La prevalencia de la glomerulonefritis membranosa ha crecido en China a un ritmo de un 13% anual en la última década por culpa de la contaminación atmosférica. No en vano hay profesionales que ya alzan la voz alertando de que la contaminación es mortal para el ser humano. De hecho, es la causante de la muerte de más de 25.000 personas solo en nuestro país y según la OCDE, la cifra global de muertes prematuras por contaminación se duplicará o incluso triplicará para el año 2016, al menos de mantenerse la tendencia actual.

La Universidad Médica Meridional en Cantón (China) asegura que el incremento en ese país asiático de las enfermedades renales se asocia muy estrechamente con la distribución de las partículas contaminadas en suspensión que respira diariamente su población al estar presentes en el aire. Y, por ende, estas enfermedades renales parecen estar más presentes en las regiones con niveles más elevados de contaminación del aire.

La Asociación Andaluza de Urología ya está valorando el informe de la Universidad China, y aunque aún no ha emitido ningún comunicado, sí se ha mostrado preocupada por el impacto que tiene la contaminación en la salud individual de las personas.

Cuidado con el agua

Pero la contaminación para nuestros riñones no sólo puede venir del aire, el agua que bebemos también es causante de un gran número de cólicos nefríticos. De hecho, al respecto hay muchísimos expertos que se posicionan a favor y en contra de beber agua de grifo, precisamente por culpa de esa contaminación, pero también por culpa del cloro.

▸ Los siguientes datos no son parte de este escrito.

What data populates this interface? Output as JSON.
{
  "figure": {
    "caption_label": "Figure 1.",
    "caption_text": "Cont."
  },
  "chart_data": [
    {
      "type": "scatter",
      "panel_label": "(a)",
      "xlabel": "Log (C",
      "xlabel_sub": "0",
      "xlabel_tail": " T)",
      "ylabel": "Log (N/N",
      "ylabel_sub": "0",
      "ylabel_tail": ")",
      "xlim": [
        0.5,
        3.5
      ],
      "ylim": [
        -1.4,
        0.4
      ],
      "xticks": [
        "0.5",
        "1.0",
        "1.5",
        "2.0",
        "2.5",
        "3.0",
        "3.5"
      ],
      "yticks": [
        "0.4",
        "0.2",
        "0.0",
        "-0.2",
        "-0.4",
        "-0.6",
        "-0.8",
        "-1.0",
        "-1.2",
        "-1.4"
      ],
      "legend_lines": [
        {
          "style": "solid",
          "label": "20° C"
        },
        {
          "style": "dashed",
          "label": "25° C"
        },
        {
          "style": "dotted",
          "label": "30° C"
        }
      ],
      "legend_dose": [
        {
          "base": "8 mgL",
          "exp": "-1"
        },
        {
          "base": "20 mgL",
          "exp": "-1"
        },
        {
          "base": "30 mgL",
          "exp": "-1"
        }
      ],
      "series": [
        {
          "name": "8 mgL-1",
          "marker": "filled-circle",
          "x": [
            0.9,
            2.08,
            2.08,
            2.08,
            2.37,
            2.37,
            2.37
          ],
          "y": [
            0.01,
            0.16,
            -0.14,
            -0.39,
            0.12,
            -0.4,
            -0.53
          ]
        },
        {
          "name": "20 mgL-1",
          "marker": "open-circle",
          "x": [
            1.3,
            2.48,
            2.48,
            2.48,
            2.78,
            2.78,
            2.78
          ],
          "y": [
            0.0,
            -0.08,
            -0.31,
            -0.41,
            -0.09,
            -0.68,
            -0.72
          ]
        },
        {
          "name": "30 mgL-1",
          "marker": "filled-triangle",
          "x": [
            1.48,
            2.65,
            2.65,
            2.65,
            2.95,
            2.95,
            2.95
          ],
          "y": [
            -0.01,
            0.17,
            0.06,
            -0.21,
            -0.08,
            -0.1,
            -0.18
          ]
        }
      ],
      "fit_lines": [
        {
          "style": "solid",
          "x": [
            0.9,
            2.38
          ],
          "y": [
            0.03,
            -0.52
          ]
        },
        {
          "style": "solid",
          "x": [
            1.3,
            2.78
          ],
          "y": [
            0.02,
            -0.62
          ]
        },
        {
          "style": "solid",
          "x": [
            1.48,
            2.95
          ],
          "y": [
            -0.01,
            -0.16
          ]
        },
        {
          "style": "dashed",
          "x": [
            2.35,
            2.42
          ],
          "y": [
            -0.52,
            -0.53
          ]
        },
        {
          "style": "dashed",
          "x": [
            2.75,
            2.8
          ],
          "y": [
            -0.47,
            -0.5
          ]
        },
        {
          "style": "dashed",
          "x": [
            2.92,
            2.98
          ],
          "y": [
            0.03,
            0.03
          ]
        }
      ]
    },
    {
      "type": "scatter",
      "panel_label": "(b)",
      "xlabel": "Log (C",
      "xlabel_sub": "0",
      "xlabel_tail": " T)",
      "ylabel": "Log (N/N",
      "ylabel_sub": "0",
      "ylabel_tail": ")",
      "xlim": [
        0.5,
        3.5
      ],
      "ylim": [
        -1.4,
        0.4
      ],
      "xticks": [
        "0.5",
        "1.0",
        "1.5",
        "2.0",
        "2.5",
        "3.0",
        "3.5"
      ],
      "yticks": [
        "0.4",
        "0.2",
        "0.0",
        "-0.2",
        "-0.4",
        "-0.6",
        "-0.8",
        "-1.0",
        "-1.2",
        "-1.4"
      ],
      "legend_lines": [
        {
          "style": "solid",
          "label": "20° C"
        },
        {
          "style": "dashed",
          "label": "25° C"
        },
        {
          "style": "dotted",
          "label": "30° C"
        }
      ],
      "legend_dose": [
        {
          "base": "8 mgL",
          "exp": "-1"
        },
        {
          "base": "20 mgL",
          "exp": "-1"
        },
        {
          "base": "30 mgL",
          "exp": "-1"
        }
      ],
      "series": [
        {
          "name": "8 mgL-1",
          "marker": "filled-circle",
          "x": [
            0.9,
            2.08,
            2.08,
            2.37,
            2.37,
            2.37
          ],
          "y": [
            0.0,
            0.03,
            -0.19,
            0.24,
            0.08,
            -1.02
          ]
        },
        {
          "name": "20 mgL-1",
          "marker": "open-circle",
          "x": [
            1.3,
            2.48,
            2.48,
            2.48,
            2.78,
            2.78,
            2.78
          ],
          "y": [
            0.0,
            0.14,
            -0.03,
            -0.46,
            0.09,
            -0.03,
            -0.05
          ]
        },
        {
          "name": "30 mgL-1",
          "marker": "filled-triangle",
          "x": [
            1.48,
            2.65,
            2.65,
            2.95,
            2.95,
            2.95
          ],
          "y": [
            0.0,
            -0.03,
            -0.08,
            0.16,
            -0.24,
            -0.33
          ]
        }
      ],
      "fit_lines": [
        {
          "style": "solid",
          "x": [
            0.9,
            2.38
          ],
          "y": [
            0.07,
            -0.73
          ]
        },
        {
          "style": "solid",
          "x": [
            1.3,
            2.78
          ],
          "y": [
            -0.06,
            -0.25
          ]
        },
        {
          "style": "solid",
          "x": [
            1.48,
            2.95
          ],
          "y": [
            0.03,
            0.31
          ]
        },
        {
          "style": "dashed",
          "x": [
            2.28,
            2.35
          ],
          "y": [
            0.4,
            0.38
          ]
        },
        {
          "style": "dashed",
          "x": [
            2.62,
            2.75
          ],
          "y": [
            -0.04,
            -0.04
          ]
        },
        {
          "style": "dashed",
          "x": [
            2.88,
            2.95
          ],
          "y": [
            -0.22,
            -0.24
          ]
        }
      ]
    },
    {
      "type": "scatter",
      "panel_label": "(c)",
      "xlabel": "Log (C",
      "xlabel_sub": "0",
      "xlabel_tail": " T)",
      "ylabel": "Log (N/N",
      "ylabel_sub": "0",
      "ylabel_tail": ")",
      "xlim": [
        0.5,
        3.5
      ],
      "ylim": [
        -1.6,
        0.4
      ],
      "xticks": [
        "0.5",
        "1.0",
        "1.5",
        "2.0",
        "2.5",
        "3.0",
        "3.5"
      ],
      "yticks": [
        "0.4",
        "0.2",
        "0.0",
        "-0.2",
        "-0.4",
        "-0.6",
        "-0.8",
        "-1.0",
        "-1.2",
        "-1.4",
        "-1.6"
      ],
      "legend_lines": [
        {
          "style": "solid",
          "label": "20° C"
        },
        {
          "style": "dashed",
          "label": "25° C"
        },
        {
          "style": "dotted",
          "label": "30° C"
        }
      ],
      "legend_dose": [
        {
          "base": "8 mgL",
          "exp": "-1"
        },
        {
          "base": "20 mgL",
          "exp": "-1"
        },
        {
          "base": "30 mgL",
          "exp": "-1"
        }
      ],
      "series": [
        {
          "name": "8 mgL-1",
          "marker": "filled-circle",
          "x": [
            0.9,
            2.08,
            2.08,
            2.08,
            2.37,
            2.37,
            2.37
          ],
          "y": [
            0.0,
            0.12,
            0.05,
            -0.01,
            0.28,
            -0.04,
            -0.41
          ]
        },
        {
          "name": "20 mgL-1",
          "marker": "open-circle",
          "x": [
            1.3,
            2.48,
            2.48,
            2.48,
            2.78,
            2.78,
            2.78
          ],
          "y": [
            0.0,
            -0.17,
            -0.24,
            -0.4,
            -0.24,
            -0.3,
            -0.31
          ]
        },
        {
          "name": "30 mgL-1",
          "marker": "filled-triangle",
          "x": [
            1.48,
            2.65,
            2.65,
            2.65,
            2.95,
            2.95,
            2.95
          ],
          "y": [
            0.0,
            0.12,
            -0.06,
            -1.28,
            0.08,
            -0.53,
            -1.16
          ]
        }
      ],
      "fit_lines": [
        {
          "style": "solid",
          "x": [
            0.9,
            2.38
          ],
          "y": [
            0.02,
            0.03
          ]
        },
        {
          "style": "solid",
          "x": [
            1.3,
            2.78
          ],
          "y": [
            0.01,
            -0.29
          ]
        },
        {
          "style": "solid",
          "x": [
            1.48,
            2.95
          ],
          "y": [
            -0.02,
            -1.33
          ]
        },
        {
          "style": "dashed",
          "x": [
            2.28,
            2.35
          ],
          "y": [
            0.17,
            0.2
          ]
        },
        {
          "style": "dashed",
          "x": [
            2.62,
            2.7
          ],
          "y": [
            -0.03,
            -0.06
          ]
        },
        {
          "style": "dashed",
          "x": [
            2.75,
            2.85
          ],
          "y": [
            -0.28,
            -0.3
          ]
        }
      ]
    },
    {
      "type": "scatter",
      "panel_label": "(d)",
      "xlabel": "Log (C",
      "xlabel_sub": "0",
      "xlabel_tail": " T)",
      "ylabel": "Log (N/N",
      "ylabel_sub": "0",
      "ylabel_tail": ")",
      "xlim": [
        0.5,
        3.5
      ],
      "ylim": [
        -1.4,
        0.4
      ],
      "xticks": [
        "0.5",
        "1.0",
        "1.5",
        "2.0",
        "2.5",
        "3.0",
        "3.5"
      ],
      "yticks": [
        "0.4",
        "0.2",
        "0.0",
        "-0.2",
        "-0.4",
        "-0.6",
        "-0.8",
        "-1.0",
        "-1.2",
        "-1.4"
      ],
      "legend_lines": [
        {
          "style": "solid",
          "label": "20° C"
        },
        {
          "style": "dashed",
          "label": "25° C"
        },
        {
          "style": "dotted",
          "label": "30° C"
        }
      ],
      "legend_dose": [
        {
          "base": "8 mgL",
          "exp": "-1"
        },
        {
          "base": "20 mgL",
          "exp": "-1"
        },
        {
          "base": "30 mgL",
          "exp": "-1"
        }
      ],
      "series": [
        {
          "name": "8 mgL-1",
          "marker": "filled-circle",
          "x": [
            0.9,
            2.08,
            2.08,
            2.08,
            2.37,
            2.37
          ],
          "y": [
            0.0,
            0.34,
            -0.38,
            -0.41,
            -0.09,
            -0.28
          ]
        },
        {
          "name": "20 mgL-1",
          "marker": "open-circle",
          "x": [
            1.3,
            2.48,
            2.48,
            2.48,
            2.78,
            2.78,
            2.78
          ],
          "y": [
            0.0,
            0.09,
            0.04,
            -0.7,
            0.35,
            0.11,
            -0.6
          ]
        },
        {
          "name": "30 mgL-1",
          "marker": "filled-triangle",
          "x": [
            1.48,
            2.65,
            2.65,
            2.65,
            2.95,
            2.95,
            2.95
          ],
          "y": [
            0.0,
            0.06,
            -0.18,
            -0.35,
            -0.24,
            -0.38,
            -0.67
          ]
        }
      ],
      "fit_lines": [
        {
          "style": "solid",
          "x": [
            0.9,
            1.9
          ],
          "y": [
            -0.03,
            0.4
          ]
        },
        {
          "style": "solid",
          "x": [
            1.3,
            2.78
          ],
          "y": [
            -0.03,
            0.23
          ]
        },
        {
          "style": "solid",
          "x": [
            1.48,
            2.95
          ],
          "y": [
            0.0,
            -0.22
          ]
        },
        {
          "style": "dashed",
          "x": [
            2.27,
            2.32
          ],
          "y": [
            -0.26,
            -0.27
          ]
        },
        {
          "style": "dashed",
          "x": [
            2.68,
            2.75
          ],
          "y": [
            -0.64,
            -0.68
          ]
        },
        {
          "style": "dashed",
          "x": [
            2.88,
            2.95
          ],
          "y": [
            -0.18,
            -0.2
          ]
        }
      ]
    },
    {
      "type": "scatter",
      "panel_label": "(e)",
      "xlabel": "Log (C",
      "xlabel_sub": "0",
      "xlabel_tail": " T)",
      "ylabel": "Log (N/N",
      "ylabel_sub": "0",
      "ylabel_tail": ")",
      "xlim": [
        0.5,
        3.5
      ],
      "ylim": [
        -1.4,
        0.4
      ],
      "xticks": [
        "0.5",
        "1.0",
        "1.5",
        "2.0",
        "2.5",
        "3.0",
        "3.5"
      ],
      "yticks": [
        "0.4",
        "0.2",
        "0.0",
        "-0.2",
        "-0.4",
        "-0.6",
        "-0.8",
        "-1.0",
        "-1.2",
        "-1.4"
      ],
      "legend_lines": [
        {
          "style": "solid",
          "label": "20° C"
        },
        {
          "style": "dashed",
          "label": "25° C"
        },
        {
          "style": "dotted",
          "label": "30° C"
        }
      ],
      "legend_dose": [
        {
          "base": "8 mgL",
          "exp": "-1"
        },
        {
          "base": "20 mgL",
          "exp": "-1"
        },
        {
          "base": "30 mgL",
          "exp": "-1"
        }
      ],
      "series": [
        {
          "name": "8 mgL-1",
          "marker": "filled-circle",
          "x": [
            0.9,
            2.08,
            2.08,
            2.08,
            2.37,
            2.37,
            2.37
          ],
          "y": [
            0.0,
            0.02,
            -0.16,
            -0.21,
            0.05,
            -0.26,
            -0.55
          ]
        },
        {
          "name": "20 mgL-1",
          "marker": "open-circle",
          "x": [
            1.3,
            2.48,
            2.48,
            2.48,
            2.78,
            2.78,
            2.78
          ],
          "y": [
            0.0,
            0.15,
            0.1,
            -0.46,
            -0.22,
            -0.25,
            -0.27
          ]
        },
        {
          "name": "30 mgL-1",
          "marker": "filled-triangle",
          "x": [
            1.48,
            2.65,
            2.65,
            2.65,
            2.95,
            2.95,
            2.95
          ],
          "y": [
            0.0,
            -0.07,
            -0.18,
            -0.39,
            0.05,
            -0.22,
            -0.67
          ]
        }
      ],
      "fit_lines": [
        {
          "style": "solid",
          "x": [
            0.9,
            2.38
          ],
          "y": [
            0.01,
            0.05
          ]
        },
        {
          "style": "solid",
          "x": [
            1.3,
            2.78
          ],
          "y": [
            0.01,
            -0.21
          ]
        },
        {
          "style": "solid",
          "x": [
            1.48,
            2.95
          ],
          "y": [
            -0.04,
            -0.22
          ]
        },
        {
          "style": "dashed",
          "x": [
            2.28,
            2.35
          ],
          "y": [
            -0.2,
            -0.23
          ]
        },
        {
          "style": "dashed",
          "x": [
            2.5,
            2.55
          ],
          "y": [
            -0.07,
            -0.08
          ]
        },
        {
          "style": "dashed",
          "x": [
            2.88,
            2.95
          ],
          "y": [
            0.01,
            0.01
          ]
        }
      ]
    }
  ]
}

El agua del grifo llega hasta nuestras casas tratada con cloro para evitar la proliferación de bacterias en su interior. Algunos expertos dudan de la calidad de los manantiales de origen del agua, ya que aseguran que están altamente contaminados por microorganismos procedentes de actividades ganaderas o fauna salvaje, así como por filtraciones de químicos procedentes del abonado de los campos.

Por otro lado, el agua de grifo no es un medio inerte ni muerto, tiene numerosos microorganismos que son más o menos resistentes a ese cloro y que también pueden dañar nuestros riñones.

Sea como sea, tanto si el problema viene del agua como si viene del aire, lo único que podemos sacar en claro es que la contaminación está afectando a nuestros riñones y a nuestra salud en general. Una muestra más de lo nociva que puede llegar a ser para nosotros y de lo importante que es poner remedio desde ya a este problema medioambiental.